Kitabı düz tutup okuduğumuzda komünist kadın hareketinin ürettiği değerleri ve o değerlerin bugünkü yaşamımıza yansımasını görüyoruz. O nicelerden biri de Aysun Bozdoğan’dı. Onun gözlerine bakarak genç bir kadının yaşamak için bedenini ölüme yatırışını, cüretini ve yaşama tutunmasını paylaştık. Kadınca duygularımızla yoldaşımıza, kadın mücadelesine ay ışığını veren Baharımız'a yeniden merhaba dedik.

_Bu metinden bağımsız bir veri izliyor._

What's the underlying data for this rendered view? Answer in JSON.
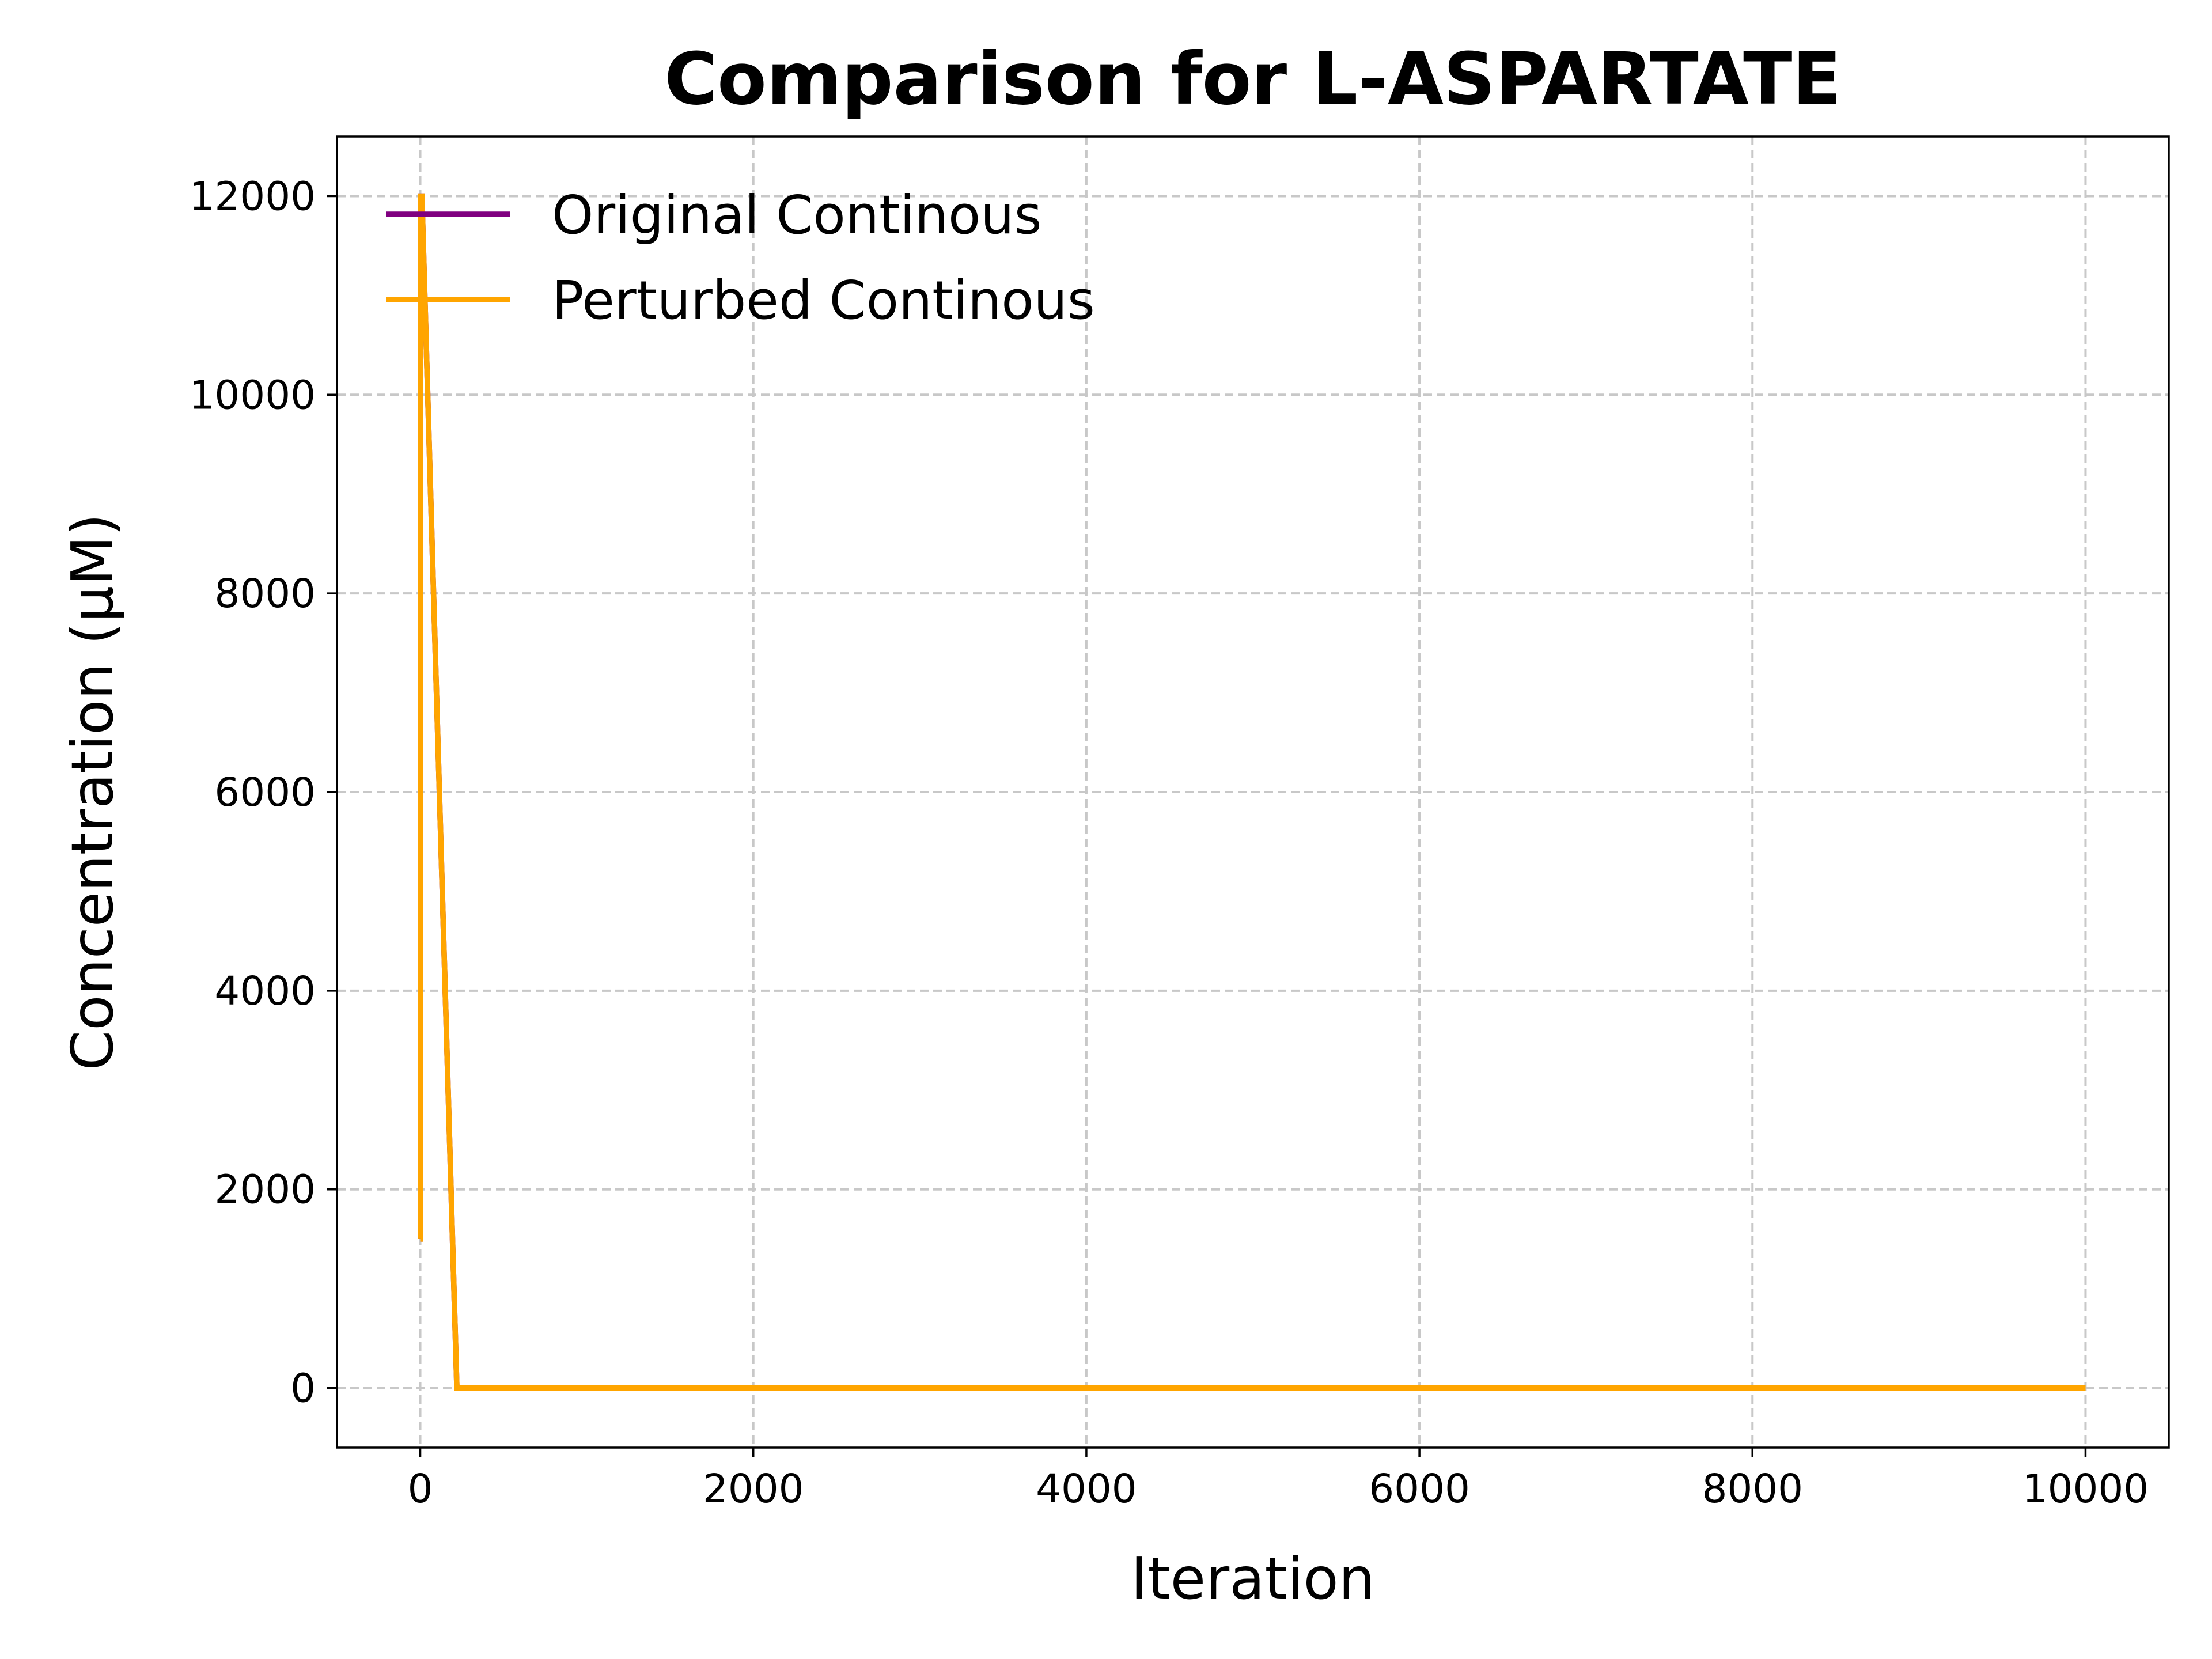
{
  "chart_data": {
    "type": "line",
    "title": "Comparison for L-ASPARTATE",
    "xlabel": "Iteration",
    "ylabel": "Concentration (μM)",
    "xlim": [
      -500,
      10500
    ],
    "ylim": [
      -600,
      12600
    ],
    "xticks": [
      0,
      2000,
      4000,
      6000,
      8000,
      10000
    ],
    "yticks": [
      0,
      2000,
      4000,
      6000,
      8000,
      10000,
      12000
    ],
    "grid": true,
    "legend_position": "upper-left",
    "series": [
      {
        "name": "Original Continous",
        "color": "#800080",
        "x": [
          0,
          1,
          2,
          10,
          220,
          10000
        ],
        "y": [
          1500,
          1500,
          12000,
          12000,
          0,
          0
        ]
      },
      {
        "name": "Perturbed Continous",
        "color": "#ffa500",
        "x": [
          0,
          1,
          2,
          10,
          220,
          10000
        ],
        "y": [
          1500,
          1500,
          12000,
          12000,
          0,
          0
        ]
      }
    ]
  }
}
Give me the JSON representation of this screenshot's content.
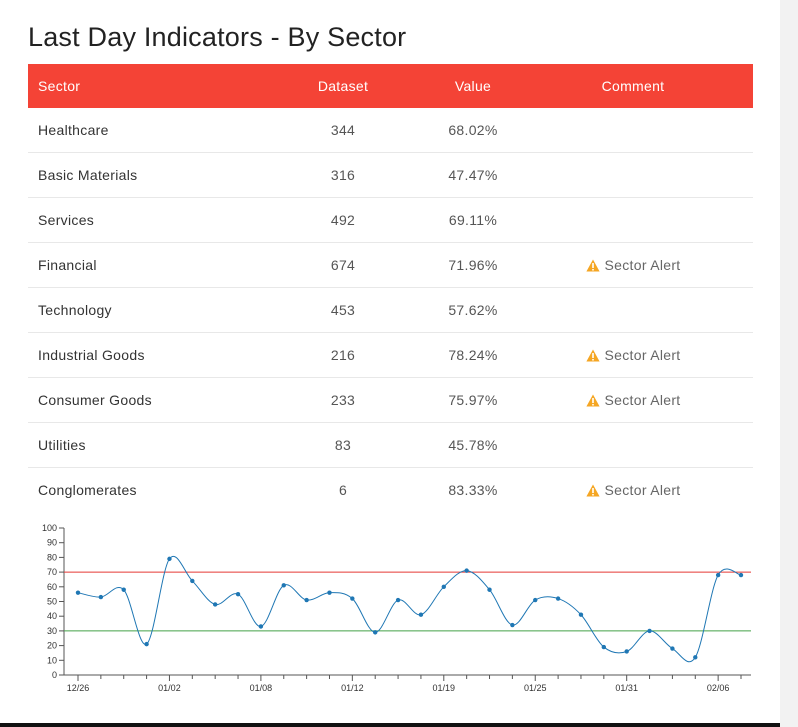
{
  "page": {
    "title": "Last Day Indicators - By Sector"
  },
  "table": {
    "headers": {
      "sector": "Sector",
      "dataset": "Dataset",
      "value": "Value",
      "comment": "Comment"
    },
    "rows": [
      {
        "sector": "Healthcare",
        "dataset": "344",
        "value": "68.02%",
        "comment": ""
      },
      {
        "sector": "Basic Materials",
        "dataset": "316",
        "value": "47.47%",
        "comment": ""
      },
      {
        "sector": "Services",
        "dataset": "492",
        "value": "69.11%",
        "comment": ""
      },
      {
        "sector": "Financial",
        "dataset": "674",
        "value": "71.96%",
        "comment": "Sector Alert"
      },
      {
        "sector": "Technology",
        "dataset": "453",
        "value": "57.62%",
        "comment": ""
      },
      {
        "sector": "Industrial Goods",
        "dataset": "216",
        "value": "78.24%",
        "comment": "Sector Alert"
      },
      {
        "sector": "Consumer Goods",
        "dataset": "233",
        "value": "75.97%",
        "comment": "Sector Alert"
      },
      {
        "sector": "Utilities",
        "dataset": "83",
        "value": "45.78%",
        "comment": ""
      },
      {
        "sector": "Conglomerates",
        "dataset": "6",
        "value": "83.33%",
        "comment": "Sector Alert"
      }
    ],
    "alert_icon": "warning-triangle-icon",
    "colors": {
      "header_bg": "#f44336",
      "alert_icon": "#f5a623"
    }
  },
  "chart_data": {
    "type": "line",
    "ylim": [
      0,
      100
    ],
    "yticks": [
      0,
      10,
      20,
      30,
      40,
      50,
      60,
      70,
      80,
      90,
      100
    ],
    "x_tick_labels": [
      "12/26",
      "01/02",
      "01/08",
      "01/12",
      "01/19",
      "01/25",
      "01/31",
      "02/06"
    ],
    "x_tick_positions": [
      0,
      4,
      8,
      12,
      16,
      20,
      24,
      28
    ],
    "values": [
      56,
      53,
      58,
      21,
      79,
      64,
      48,
      55,
      33,
      61,
      51,
      56,
      52,
      29,
      51,
      41,
      60,
      71,
      58,
      34,
      51,
      52,
      41,
      19,
      16,
      30,
      18,
      12,
      68,
      68
    ],
    "thresholds": [
      {
        "value": 70,
        "color": "#e53935"
      },
      {
        "value": 30,
        "color": "#43a047"
      }
    ],
    "line_color": "#1f77b4"
  }
}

Yitirdiğimiz, uğurladığımız kadınlar bir değil, beş değil, beş bin değil. Binlerce milyonlarca kadın kendilerine dayatılan yaşamı, baskıyı kabul etmeyip ‘hayır’ dediği için öldürüldü. Bu hayır kadının ilk isyan kuşağını kuşanmasıyla başladı. Cadı olarak yakıldığında da vazgeçmedi. Devrimlerde öne geçmesini hissettiğinde öne geçmekten çekinmedi. Fransız Devrimi’nde, Paris Komünü’nde, Sovyet Devrimi’nde, Küba Devrimi’nde, Vietnam’da, Nikaragua’da, Ekvador’da, Kürdistan’da ve Türkiye’de…
Öne geçmekten, mücadeleyi daha yukarı taşımaktan başka çaremiz yok!
Biz Dünyaya Başkaldıran Kadınlar geçirdiğimiz bir haftalık kadın kampımızla ütopya denilecek bir yaşamın küçük bir kısmını hayata geçirdik. Teoriyle donandık, paylaşımla, pratikle güçlendik. Öfkemizi giyindik, isyanımızı kuşandık! Tarih bahseder mi? Bilemeyiz, ama bu kadınlar mücadeleye çok şey katacaklar.
Ana Tanrıça’dan bu yana erkekler bize 5000 yıllık borcunuz var; bunu hep hatırlatacağız!